ROC organization comes to council for $100,000 of support for upcoming year

(Centre) ROC Program Coordinator Sydney Kerr and some Camp ROC participants take a break from creating beaded necklaces at Benson Park in 2018. (Jason Parks/Gazette Staff)




Further discussion was expected to take place during Council’s Dec. 10 budget meeting regarding the ask for $100,000 to support the PEC youth centre its operations, programs and services for 2021.

Alison Kelly, Administrative and Communications Officer for the ROC, provided an annual overview to Council as the ROC (Rural Outreach Centre) celebrates its 20th year of serving youth in Prince Edward County.

“Our mission remains the same to provide opportunities, mentorship and programs that foster strong, personal and social development for all youth in Prince Edward County,” Kelly explained. “This past year, ROC registered 400 youth members, which is an increase of 30 per cent from the previous year.”

During the COVID-19 pandemic, 100 new members registered for services as a result of the Neighbourhood Outreach Response project. The ROC recorded over 9,600 youth visits to the centre between September 2019 and December 2020. ROC also saw a record year providing 620 free cab rides home for youth across the County from Consecon to Long Point, she said. Of the 12 programs offered, three new programs were introduced and had high success rates during the pandemic, Kelly continued.

Six community youth have accessed the Youth Justice Service, which was launched to assist youth who are in trouble with the law, she explained, from supervising court mandated volunteer hours and navigating their probation, to supporting youth and their families through the court process. The same number of youth registered in the Youth Support Navigation service, which provides one-on-one support for youth who are physically not in school – whether they are in home school, virtual school or have dropped out, Kelly went on. Since September, ROC staff have worked with 6 youth to re-enroll in school.
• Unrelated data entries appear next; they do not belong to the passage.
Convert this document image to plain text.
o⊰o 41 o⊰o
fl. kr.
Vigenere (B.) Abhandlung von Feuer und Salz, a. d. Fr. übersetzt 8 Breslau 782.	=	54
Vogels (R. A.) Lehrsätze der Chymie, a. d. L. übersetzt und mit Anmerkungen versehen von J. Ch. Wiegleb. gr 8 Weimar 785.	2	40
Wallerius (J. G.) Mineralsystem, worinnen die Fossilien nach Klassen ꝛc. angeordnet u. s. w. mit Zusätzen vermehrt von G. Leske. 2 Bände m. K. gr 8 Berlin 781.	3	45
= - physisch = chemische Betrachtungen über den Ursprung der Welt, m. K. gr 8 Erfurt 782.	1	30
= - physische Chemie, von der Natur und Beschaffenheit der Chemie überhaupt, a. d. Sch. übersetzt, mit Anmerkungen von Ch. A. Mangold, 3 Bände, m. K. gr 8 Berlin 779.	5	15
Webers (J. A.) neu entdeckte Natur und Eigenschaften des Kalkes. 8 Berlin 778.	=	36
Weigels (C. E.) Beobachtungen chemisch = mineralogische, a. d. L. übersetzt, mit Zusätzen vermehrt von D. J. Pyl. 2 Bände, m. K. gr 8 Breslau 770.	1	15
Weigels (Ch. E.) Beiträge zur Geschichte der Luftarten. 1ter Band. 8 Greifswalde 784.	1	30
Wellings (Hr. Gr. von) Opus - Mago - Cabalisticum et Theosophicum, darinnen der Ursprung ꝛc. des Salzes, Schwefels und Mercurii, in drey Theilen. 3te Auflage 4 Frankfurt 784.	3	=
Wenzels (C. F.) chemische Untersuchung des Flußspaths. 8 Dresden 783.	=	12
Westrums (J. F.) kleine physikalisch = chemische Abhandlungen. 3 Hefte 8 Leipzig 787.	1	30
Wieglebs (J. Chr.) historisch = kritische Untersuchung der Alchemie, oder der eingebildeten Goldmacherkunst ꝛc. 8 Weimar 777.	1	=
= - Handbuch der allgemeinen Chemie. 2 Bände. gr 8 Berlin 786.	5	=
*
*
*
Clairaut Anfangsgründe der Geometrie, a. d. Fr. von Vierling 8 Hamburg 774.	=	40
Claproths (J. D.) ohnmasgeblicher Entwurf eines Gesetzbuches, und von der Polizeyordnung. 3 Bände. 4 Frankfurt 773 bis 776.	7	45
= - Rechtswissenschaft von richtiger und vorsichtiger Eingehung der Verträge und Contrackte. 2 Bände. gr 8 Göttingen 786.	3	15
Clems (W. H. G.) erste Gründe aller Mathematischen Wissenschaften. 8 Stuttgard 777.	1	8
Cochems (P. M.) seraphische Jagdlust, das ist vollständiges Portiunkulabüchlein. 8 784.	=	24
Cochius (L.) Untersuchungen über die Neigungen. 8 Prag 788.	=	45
“As the organization grows and responds to community needs,” she said, “the focus is clear: long-lasting, supportive relationship help transition youth to successful adulthood and a meaningful future that they have chosen.” During COVID-19, ROC staff have seen an increase in youth reported challenges, she noted, including difficulties with academics, conflict with the law, self-harm behaviour, suicidal thoughts, sexual health, family conflict, mental health, abuse in the home, substance abuse, experiencing homelessness and food insecurity. Despite these challenges, 30 members graduated from high school in June. The County Care Kits program, which ran January to April, expanded in response to the COVID-19 pandemic.

From May to December, the Neighbourhood Outreach Response program allowed youth and ROC staff to deliver over 1,250 food and hygiene kits across the County, over 900 frozen meals as well as laptops, cell phones, art and education supplies to youth. ROC staff will be sending the projected 2021 revenue and budget expectations for the youth centre to staff for further discussion.